After the sale, Branczik defended the Richter, saying that it was one of the best of the Abstraktes Bild series and “we had offers, but they didn’t meet the vendor’s expectations”.
“The market has changed,” he said. “We saw that last week in Hong Kong,” he added, pointing as well to the weakness of the Chinese yen, and the problems with its economy. “With everything happening in the world at the moment, it is inevitable there were some disappointments.”
The top lot in the contemporary art auction was Francis Bacon’s Study for a Portrait (1979). Estimated to bring between £3.5m and £4.5m, it had been sold in Hong Kong in 2020 for the equivalent of £4m but had changed hands twice since. Reinforced by a guarantee and an irrevocable bid, it made £4.2m.
Andy Warhol’s Diamond Dust Shoes (1980) danced to £3.3m, well over its pre-sale estimate of £1.2m to £1.8m. And a couple in the room happily carried off El Anatsui’s Dexterity (2021) for £1.07m against an estimate of £500,000 to £700,000. London’s Tate has just unveiled a huge installation in the Turbine Hall by the Ghana-born, Nigeria-based artist.
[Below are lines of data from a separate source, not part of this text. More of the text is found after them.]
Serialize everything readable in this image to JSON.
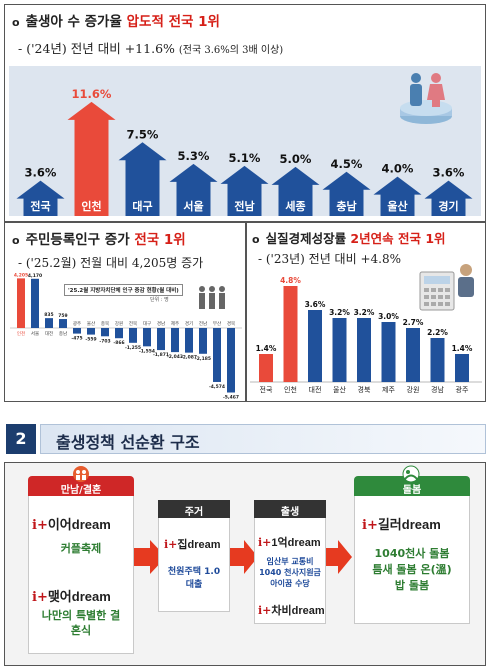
{
  "section1": {
    "heading_prefix": "출생아 수 증가율 ",
    "heading_highlight": "압도적 전국 1위",
    "sub_prefix": "- ('24년) 전년 대비 +11.6% ",
    "sub_note": "(전국 3.6%의 3배 이상)",
    "chart_data": {
      "type": "bar",
      "categories": [
        "전국",
        "인천",
        "대구",
        "서울",
        "전남",
        "세종",
        "충남",
        "울산",
        "경기"
      ],
      "values": [
        3.6,
        11.6,
        7.5,
        5.3,
        5.1,
        5.0,
        4.5,
        4.0,
        3.6
      ],
      "labels": [
        "3.6%",
        "11.6%",
        "7.5%",
        "5.3%",
        "5.1%",
        "5.0%",
        "4.5%",
        "4.0%",
        "3.6%"
      ],
      "colors": {
        "highlight": "#e94a3a",
        "normal": "#20519b",
        "panel_bg": "#dde5ef"
      }
    }
  },
  "section2": {
    "heading_prefix": "주민등록인구 증가 ",
    "heading_highlight": "전국 1위",
    "sub": "- ('25.2월) 전월 대비 4,205명 증가",
    "chart_title": "'25.2월 지방자치단체 인구 증감 현황(월 대비)",
    "unit": "단위 : 명",
    "chart_data": {
      "type": "bar",
      "categories": [
        "인천",
        "서울",
        "대전",
        "충남",
        "광주",
        "울산",
        "충북",
        "강원",
        "전북",
        "대구",
        "경남",
        "제주",
        "경기",
        "전남",
        "부산",
        "경북"
      ],
      "values": [
        4205,
        4170,
        835,
        759,
        -475,
        -559,
        -703,
        -866,
        -1255,
        -1554,
        -1871,
        -2043,
        -2087,
        -2185,
        -4574,
        -5467
      ],
      "labels": [
        "4,205",
        "4,170",
        "835",
        "759",
        "-475",
        "-559",
        "-703",
        "-866",
        "-1,255",
        "-1,554",
        "-1,871",
        "-2,043",
        "-2,087",
        "-2,185",
        "-4,574",
        "-5,467"
      ]
    }
  },
  "section3": {
    "heading_prefix": "실질경제성장률 ",
    "heading_highlight": "2년연속 전국 1위",
    "sub": "- ('23년) 전년 대비 +4.8%",
    "chart_data": {
      "type": "bar",
      "categories": [
        "전국",
        "인천",
        "대전",
        "울산",
        "경북",
        "제주",
        "강원",
        "경남",
        "광주"
      ],
      "values": [
        1.4,
        4.8,
        3.6,
        3.2,
        3.2,
        3.0,
        2.7,
        2.2,
        1.4
      ],
      "labels": [
        "1.4%",
        "4.8%",
        "3.6%",
        "3.2%",
        "3.2%",
        "3.0%",
        "2.7%",
        "2.2%",
        "1.4%"
      ]
    }
  },
  "section4": {
    "number": "2",
    "title": "출생정책 선순환 구조",
    "boxes": {
      "marriage": {
        "title": "만남/결혼",
        "item1": "이어dream",
        "item1_desc": "커플축제",
        "item2": "맺어dream",
        "item2_desc": "나만의 특별한 결혼식"
      },
      "housing": {
        "title": "주거",
        "item1": "집dream",
        "item1_desc": "천원주택 1.0대출"
      },
      "birth": {
        "title": "출생",
        "item1": "1억dream",
        "item1_desc": "임산부 교통비 1040 천사지원금 아이꿈 수당",
        "item2": "차비dream"
      },
      "care": {
        "title": "돌봄",
        "item1": "길러dream",
        "item1_desc": "1040천사 돌봄 틈새 돌봄 온(溫)밥 돌봄"
      }
    },
    "brand_prefix": "i+"
  }
}
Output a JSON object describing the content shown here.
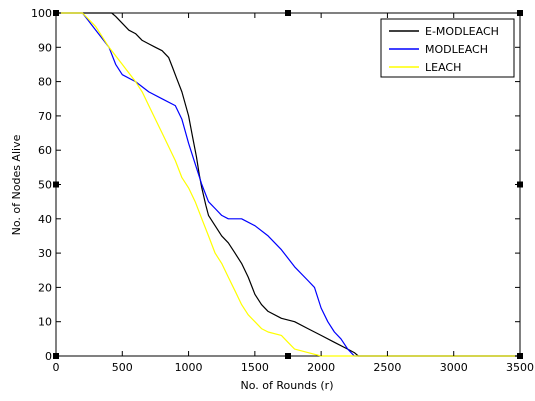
{
  "chart_data": {
    "type": "line",
    "title": "",
    "xlabel": "No. of Rounds (r)",
    "ylabel": "No. of Nodes Alive",
    "xlim": [
      0,
      3500
    ],
    "ylim": [
      0,
      100
    ],
    "xticks": [
      0,
      500,
      1000,
      1500,
      2000,
      2500,
      3000,
      3500
    ],
    "yticks": [
      0,
      10,
      20,
      30,
      40,
      50,
      60,
      70,
      80,
      90,
      100
    ],
    "grid": false,
    "legend_position": "top-right",
    "series": [
      {
        "name": "E-MODLEACH",
        "color": "#000000",
        "points": [
          [
            0,
            100
          ],
          [
            420,
            100
          ],
          [
            450,
            99
          ],
          [
            500,
            97
          ],
          [
            550,
            95
          ],
          [
            600,
            94
          ],
          [
            650,
            92
          ],
          [
            700,
            91
          ],
          [
            750,
            90
          ],
          [
            800,
            89
          ],
          [
            850,
            87
          ],
          [
            880,
            84
          ],
          [
            910,
            81
          ],
          [
            950,
            77
          ],
          [
            1000,
            70
          ],
          [
            1030,
            64
          ],
          [
            1060,
            58
          ],
          [
            1080,
            53
          ],
          [
            1100,
            49
          ],
          [
            1130,
            44
          ],
          [
            1150,
            41
          ],
          [
            1200,
            38
          ],
          [
            1250,
            35
          ],
          [
            1300,
            33
          ],
          [
            1350,
            30
          ],
          [
            1400,
            27
          ],
          [
            1450,
            23
          ],
          [
            1500,
            18
          ],
          [
            1550,
            15
          ],
          [
            1600,
            13
          ],
          [
            1700,
            11
          ],
          [
            1800,
            10
          ],
          [
            1900,
            8
          ],
          [
            2000,
            6
          ],
          [
            2100,
            4
          ],
          [
            2200,
            2
          ],
          [
            2250,
            1
          ],
          [
            2280,
            0
          ],
          [
            3500,
            0
          ]
        ]
      },
      {
        "name": "MODLEACH",
        "color": "#0000ff",
        "points": [
          [
            0,
            100
          ],
          [
            200,
            100
          ],
          [
            300,
            95
          ],
          [
            400,
            90
          ],
          [
            450,
            85
          ],
          [
            500,
            82
          ],
          [
            600,
            80
          ],
          [
            700,
            77
          ],
          [
            800,
            75
          ],
          [
            900,
            73
          ],
          [
            950,
            69
          ],
          [
            1000,
            62
          ],
          [
            1050,
            56
          ],
          [
            1100,
            50
          ],
          [
            1150,
            45
          ],
          [
            1200,
            43
          ],
          [
            1250,
            41
          ],
          [
            1300,
            40
          ],
          [
            1400,
            40
          ],
          [
            1500,
            38
          ],
          [
            1600,
            35
          ],
          [
            1700,
            31
          ],
          [
            1800,
            26
          ],
          [
            1900,
            22
          ],
          [
            1950,
            20
          ],
          [
            2000,
            14
          ],
          [
            2050,
            10
          ],
          [
            2100,
            7
          ],
          [
            2150,
            5
          ],
          [
            2200,
            2
          ],
          [
            2250,
            0
          ],
          [
            3500,
            0
          ]
        ]
      },
      {
        "name": "LEACH",
        "color": "#ffff00",
        "points": [
          [
            0,
            100
          ],
          [
            200,
            100
          ],
          [
            300,
            96
          ],
          [
            400,
            90
          ],
          [
            500,
            85
          ],
          [
            600,
            80
          ],
          [
            650,
            77
          ],
          [
            700,
            73
          ],
          [
            750,
            69
          ],
          [
            800,
            65
          ],
          [
            850,
            61
          ],
          [
            900,
            57
          ],
          [
            950,
            52
          ],
          [
            1000,
            49
          ],
          [
            1050,
            45
          ],
          [
            1100,
            40
          ],
          [
            1150,
            35
          ],
          [
            1200,
            30
          ],
          [
            1250,
            27
          ],
          [
            1300,
            23
          ],
          [
            1350,
            19
          ],
          [
            1400,
            15
          ],
          [
            1450,
            12
          ],
          [
            1500,
            10
          ],
          [
            1550,
            8
          ],
          [
            1600,
            7
          ],
          [
            1700,
            6
          ],
          [
            1750,
            4
          ],
          [
            1800,
            2
          ],
          [
            1900,
            1
          ],
          [
            2000,
            0
          ],
          [
            3500,
            0
          ]
        ]
      }
    ]
  }
}
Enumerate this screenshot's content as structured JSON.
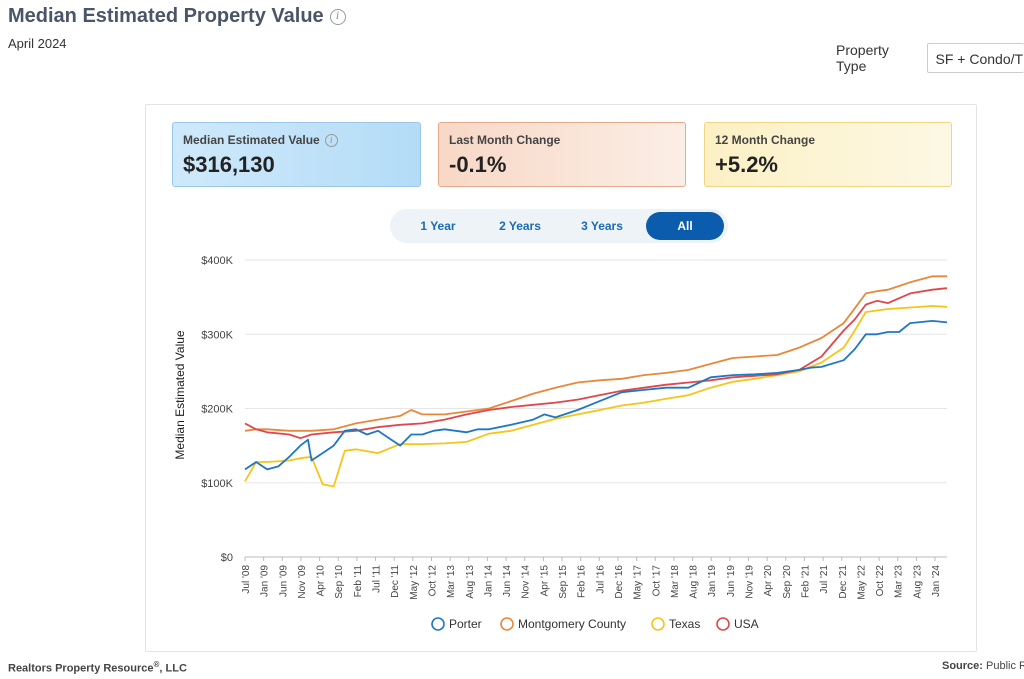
{
  "header": {
    "title": "Median Estimated Property Value",
    "subtitle": "April 2024"
  },
  "property_type": {
    "label": "Property Type",
    "value": "SF + Condo/TH"
  },
  "cards": [
    {
      "label": "Median Estimated Value",
      "value": "$316,130"
    },
    {
      "label": "Last Month Change",
      "value": "-0.1%"
    },
    {
      "label": "12 Month Change",
      "value": "+5.2%"
    }
  ],
  "range_tabs": [
    "1 Year",
    "2 Years",
    "3 Years",
    "All"
  ],
  "active_tab": "All",
  "footer": {
    "left": "Realtors Property Resource",
    "left_sup": "®",
    "left_suffix": ", LLC",
    "right_label": "Source:",
    "right_value": "Public Re"
  },
  "colors": {
    "Porter": "#1f77c4",
    "Montgomery County": "#e8883a",
    "Texas": "#f5c518",
    "USA": "#e0474c"
  },
  "chart_data": {
    "type": "line",
    "title": "",
    "ylabel": "Median Estimated Value",
    "xlabel": "",
    "ylim": [
      0,
      400000
    ],
    "yticks": [
      0,
      100000,
      200000,
      300000,
      400000
    ],
    "ytick_labels": [
      "$0",
      "$100K",
      "$200K",
      "$300K",
      "$400K"
    ],
    "xlim": [
      2008.5,
      2024.33
    ],
    "x_tick_labels": [
      "Jul '08",
      "Jan '09",
      "Jun '09",
      "Nov '09",
      "Apr '10",
      "Sep '10",
      "Feb '11",
      "Jul '11",
      "Dec '11",
      "May '12",
      "Oct '12",
      "Mar '13",
      "Aug '13",
      "Jan '14",
      "Jun '14",
      "Nov '14",
      "Apr '15",
      "Sep '15",
      "Feb '16",
      "Jul '16",
      "Dec '16",
      "May '17",
      "Oct '17",
      "Mar '18",
      "Aug '18",
      "Jan '19",
      "Jun '19",
      "Nov '19",
      "Apr '20",
      "Sep '20",
      "Feb '21",
      "Jul '21",
      "Dec '21",
      "May '22",
      "Oct '22",
      "Mar '23",
      "Aug '23",
      "Jan '24"
    ],
    "legend_position": "bottom",
    "series": [
      {
        "name": "Porter",
        "x": [
          2008.5,
          2008.75,
          2009.0,
          2009.25,
          2009.5,
          2009.75,
          2009.92,
          2010.0,
          2010.25,
          2010.5,
          2010.75,
          2011.0,
          2011.25,
          2011.5,
          2011.75,
          2012.0,
          2012.25,
          2012.5,
          2012.75,
          2013.0,
          2013.25,
          2013.5,
          2013.75,
          2014.0,
          2014.5,
          2015.0,
          2015.25,
          2015.5,
          2016.0,
          2016.5,
          2017.0,
          2017.5,
          2018.0,
          2018.5,
          2018.75,
          2019.0,
          2019.5,
          2020.0,
          2020.5,
          2021.0,
          2021.25,
          2021.5,
          2022.0,
          2022.25,
          2022.5,
          2022.75,
          2023.0,
          2023.25,
          2023.5,
          2024.0,
          2024.33
        ],
        "values": [
          118000,
          128000,
          118000,
          122000,
          135000,
          150000,
          158000,
          130000,
          140000,
          150000,
          170000,
          172000,
          165000,
          170000,
          160000,
          150000,
          165000,
          165000,
          170000,
          172000,
          170000,
          168000,
          172000,
          172000,
          178000,
          185000,
          192000,
          188000,
          198000,
          210000,
          222000,
          225000,
          228000,
          228000,
          235000,
          242000,
          245000,
          246000,
          248000,
          252000,
          255000,
          256000,
          265000,
          280000,
          300000,
          300000,
          303000,
          303000,
          315000,
          318000,
          316000
        ]
      },
      {
        "name": "Montgomery County",
        "x": [
          2008.5,
          2008.75,
          2009.0,
          2009.5,
          2009.75,
          2010.0,
          2010.5,
          2011.0,
          2011.5,
          2012.0,
          2012.25,
          2012.5,
          2013.0,
          2013.5,
          2014.0,
          2014.5,
          2015.0,
          2015.5,
          2016.0,
          2016.5,
          2017.0,
          2017.5,
          2018.0,
          2018.5,
          2019.0,
          2019.5,
          2020.0,
          2020.5,
          2021.0,
          2021.5,
          2022.0,
          2022.25,
          2022.5,
          2022.75,
          2023.0,
          2023.5,
          2024.0,
          2024.33
        ],
        "values": [
          170000,
          172000,
          172000,
          170000,
          170000,
          170000,
          172000,
          180000,
          185000,
          190000,
          198000,
          192000,
          192000,
          196000,
          200000,
          210000,
          220000,
          228000,
          235000,
          238000,
          240000,
          245000,
          248000,
          252000,
          260000,
          268000,
          270000,
          272000,
          282000,
          295000,
          315000,
          335000,
          355000,
          358000,
          360000,
          370000,
          378000,
          378000
        ]
      },
      {
        "name": "Texas",
        "x": [
          2008.5,
          2008.75,
          2009.0,
          2009.5,
          2009.75,
          2010.0,
          2010.25,
          2010.5,
          2010.75,
          2011.0,
          2011.5,
          2012.0,
          2012.5,
          2013.0,
          2013.5,
          2014.0,
          2014.5,
          2015.0,
          2015.5,
          2016.0,
          2016.5,
          2017.0,
          2017.5,
          2018.0,
          2018.5,
          2019.0,
          2019.5,
          2020.0,
          2020.5,
          2021.0,
          2021.5,
          2022.0,
          2022.25,
          2022.5,
          2022.75,
          2023.0,
          2023.5,
          2024.0,
          2024.33
        ],
        "values": [
          102000,
          128000,
          128000,
          130000,
          133000,
          135000,
          98000,
          95000,
          143000,
          145000,
          140000,
          152000,
          152000,
          153000,
          155000,
          166000,
          170000,
          178000,
          186000,
          192000,
          198000,
          204000,
          208000,
          213000,
          218000,
          228000,
          236000,
          240000,
          245000,
          250000,
          262000,
          282000,
          305000,
          330000,
          332000,
          334000,
          336000,
          338000,
          337000
        ]
      },
      {
        "name": "USA",
        "x": [
          2008.5,
          2008.75,
          2009.0,
          2009.5,
          2009.75,
          2010.0,
          2010.5,
          2011.0,
          2011.5,
          2012.0,
          2012.5,
          2013.0,
          2013.5,
          2014.0,
          2014.5,
          2015.0,
          2015.5,
          2016.0,
          2016.5,
          2017.0,
          2017.5,
          2018.0,
          2018.5,
          2019.0,
          2019.5,
          2020.0,
          2020.5,
          2021.0,
          2021.5,
          2022.0,
          2022.25,
          2022.5,
          2022.75,
          2023.0,
          2023.5,
          2024.0,
          2024.33
        ],
        "values": [
          180000,
          172000,
          168000,
          165000,
          160000,
          165000,
          168000,
          170000,
          175000,
          178000,
          180000,
          185000,
          192000,
          198000,
          202000,
          205000,
          208000,
          212000,
          218000,
          224000,
          228000,
          232000,
          235000,
          238000,
          242000,
          244000,
          246000,
          252000,
          270000,
          305000,
          320000,
          340000,
          345000,
          342000,
          355000,
          360000,
          362000
        ]
      }
    ]
  }
}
Despite these successes, the mood was downbeat as participants left the room, with one French dealer saying: “It really isn’t a surprise, this is the way things have been going for the last six months, the market is difficult.” As for guarantees, there were six in The Now sale and 12 in the contemporary evening sale, including a number for the withdrawn lots.
Compare Thursday’s night’s combined £45.6m result to last year, when the equivalent pair of sales made £97.1m. And even then, there were some last-minute jitters, with the withdrawal of eight out of 39 lots in the contemporary art sale. But the world is a very different place today than it was a year ago.
The Frieze Week auctions in London continue on Friday (13 October) with a contemporary art day sale at Sotheby's, Phillips's evening sale of 20th-century and contemporary art, and a double-header of evening auctions at Christie's.